Der Kommentar von Chefredakteur Marc Oliver Pick
34 Jahre sind eine lange Zeit. Und doch gibt es eine real existierende Gebührenordnung für Zahnärzte, die mittlerweile seit mehr als 34 Jahren auf einem bis heute unveränderten Punktwert verharrt. Schuld daran ist nicht die Zahnärzteschaft, die ja sonst für alles mögliche herhalten muss. Nein, Schuld ist die Politik, die es in all den Jahren versäumt hat, den Zahnärzten ein offenes Ohr zu schenken beziehungsweise mit dem 11-Pfennig-Anachronismus – ja, der GOZ-Punktwert stammt noch aus D-Mark-Zeiten und wurde bei der Euro-Umstellung lediglich in einen Cent-Betrag umgerechnet – aufzuräumen und die Bewertung privater Leistungen auf ein zeitgemäßes Niveau zu heben.

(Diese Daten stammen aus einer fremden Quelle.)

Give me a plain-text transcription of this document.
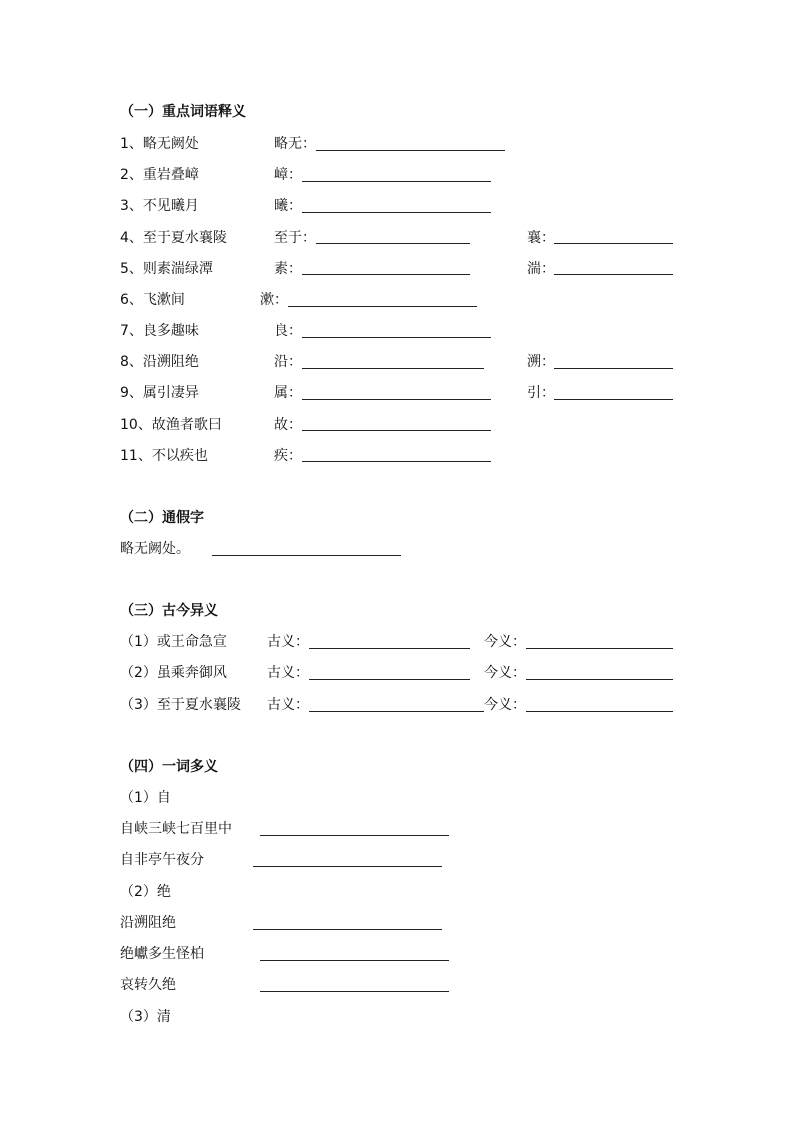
（一）重点词语释义
1、略无阙处	略无：
2、重岩叠嶂	嶂：
3、不见曦月	曦：
4、至于夏水襄陵	至于：	襄：
5、则素湍绿潭	素：	湍：
6、飞漱间	漱：
7、良多趣味	良：
8、沿溯阻绝	沿：	溯：
9、属引凄异	属：	引：
10、故渔者歌曰	故：
11、不以疾也	疾：
（二）通假字
略无阙处。
（三）古今异义
（1）或王命急宣	古义：	今义：
（2）虽乘奔御风	古义：	今义：
（3）至于夏水襄陵 古义：	今义：
（四）一词多义
（1）自
自峡三峡七百里中
自非亭午夜分
（2）绝
沿溯阻绝
绝巘多生怪柏
哀转久绝
（3）清
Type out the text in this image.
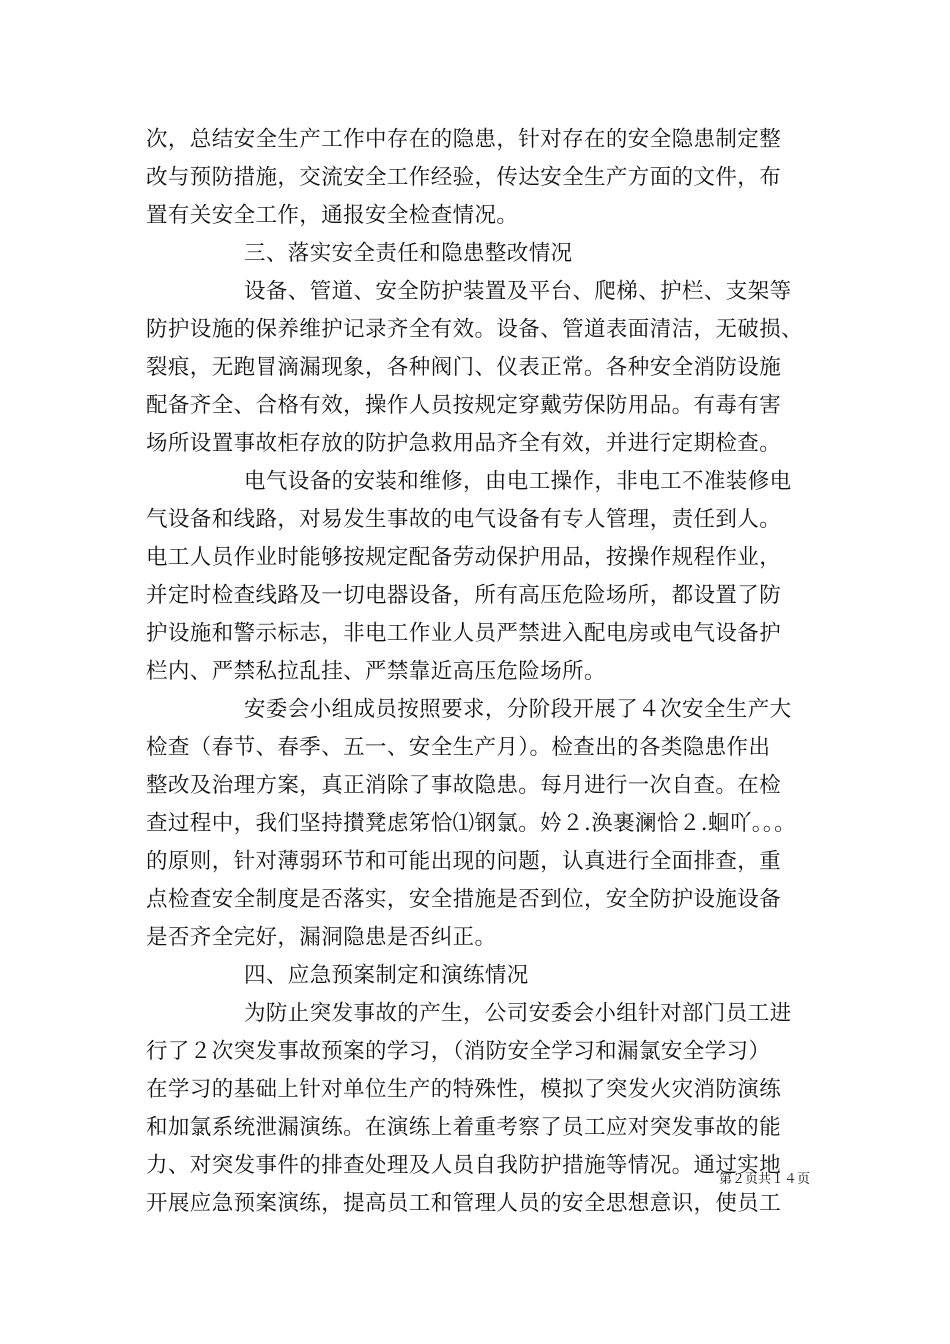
次，总结安全生产工作中存在的隐患，针对存在的安全隐患制定整
改与预防措施，交流安全工作经验，传达安全生产方面的文件，布
置有关安全工作，通报安全检查情况。
三、落实安全责任和隐患整改情况
设备、管道、安全防护装置及平台、爬梯、护栏、支架等
防护设施的保养维护记录齐全有效。设备、管道表面清洁，无破损、
裂痕，无跑冒滴漏现象，各种阀门、仪表正常。各种安全消防设施
配备齐全、合格有效，操作人员按规定穿戴劳保防用品。有毒有害
场所设置事故柜存放的防护急救用品齐全有效，并进行定期检查。
电气设备的安装和维修，由电工操作，非电工不准装修电
气设备和线路，对易发生事故的电气设备有专人管理，责任到人。
电工人员作业时能够按规定配备劳动保护用品，按操作规程作业，
并定时检查线路及一切电器设备，所有高压危险场所，都设置了防
护设施和警示标志，非电工作业人员严禁进入配电房或电气设备护
栏内、严禁私拉乱挂、严禁靠近高压危险场所。
安委会小组成员按照要求，分阶段开展了４次安全生产大
检查（春节、春季、五一、安全生产月）。检查出的各类隐患作出
整改及治理方案，真正消除了事故隐患。每月进行一次自查。在检
查过程中，我们坚持攅凳虑笫恰⑴钢氯。妗２.涣裹澜恰２.蛔吖。。。
的原则，针对薄弱环节和可能出现的问题，认真进行全面排查，重
点检查安全制度是否落实，安全措施是否到位，安全防护设施设备
是否齐全完好，漏洞隐患是否纠正。
四、应急预案制定和演练情况
为防止突发事故的产生，公司安委会小组针对部门员工进
行了２次突发事故预案的学习，（消防安全学习和漏氯安全学习）
在学习的基础上针对单位生产的特殊性，模拟了突发火灾消防演练
和加氯系统泄漏演练。在演练上着重考察了员工应对突发事故的能
力、对突发事件的排查处理及人员自我防护措施等情况。通过实地
开展应急预案演练，提高员工和管理人员的安全思想意识，使员工
第２页共１４页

Zeitgemäß angesichts der immensen Kostensteigerungen, die nach fast dreieinhalb Jahrzehnten überall zu spüren sind. Überall, also auch in den Zahnarztpraxen – ohne allerdings den Zahnärzten eine Kompensation der gestiegenen Kostenbelastung zuzugestehen.
Das Ohr der Politik zu erreichen hat sich nun eine Gruppe standespolitisch aktiver Zahnärzte um den Zahnarzt Dr. Rüdiger Schott aus Oberfranken auf die Fahne geschrieben, indem sie einen ungewöhnlichen Weg beschritten hat: Schott als Hauptpetent möchte mit einer Online-Petition den Bundestag dazu bringen, ihm Gehör zu gewähren. Sollte die Petition erfolgreich sein, führt für die Politik kein Weg daran vorbei, es muss eine offizielle Anhörung geben, der Petent muss sein Anliegen vorbringen dürfen.
Hört sich einfacher an, als es bei genauerem Hinsehen ist. Immerhin ist die erste Hürde genommen, die Petition wurde am 9. Juni eingereicht. Derzeit wird das Anliegen geprüft, was sicher noch ein Weilchen dauern wird – hoffentlich, kann man nur sagen. Denn eine Veröffentlichung der Petition zur Unterzeichnung wäre zum jetzigen Zeitpunkt, in der Sommerferienzeit in Deutschland, eher kontraproduktiv.
Denn die meisten Zahnärztinnen und Zahnärzte in Deutschland samt ihrer angestellten Fachkräfte dürften jetzt im wohlverdienten Urlaub sein, zumindest ein paar Wochen lang. Über Erfolg oder Misserfolg der Petition könnten diese „paar Wochen“ entscheiden: Um erfolgreich zu sein, müssen mindestens 50.000 Unterstützer gefunden werden, und es stehen nur 28 Tage Zeit zur Verfügung – danach geht nix mehr.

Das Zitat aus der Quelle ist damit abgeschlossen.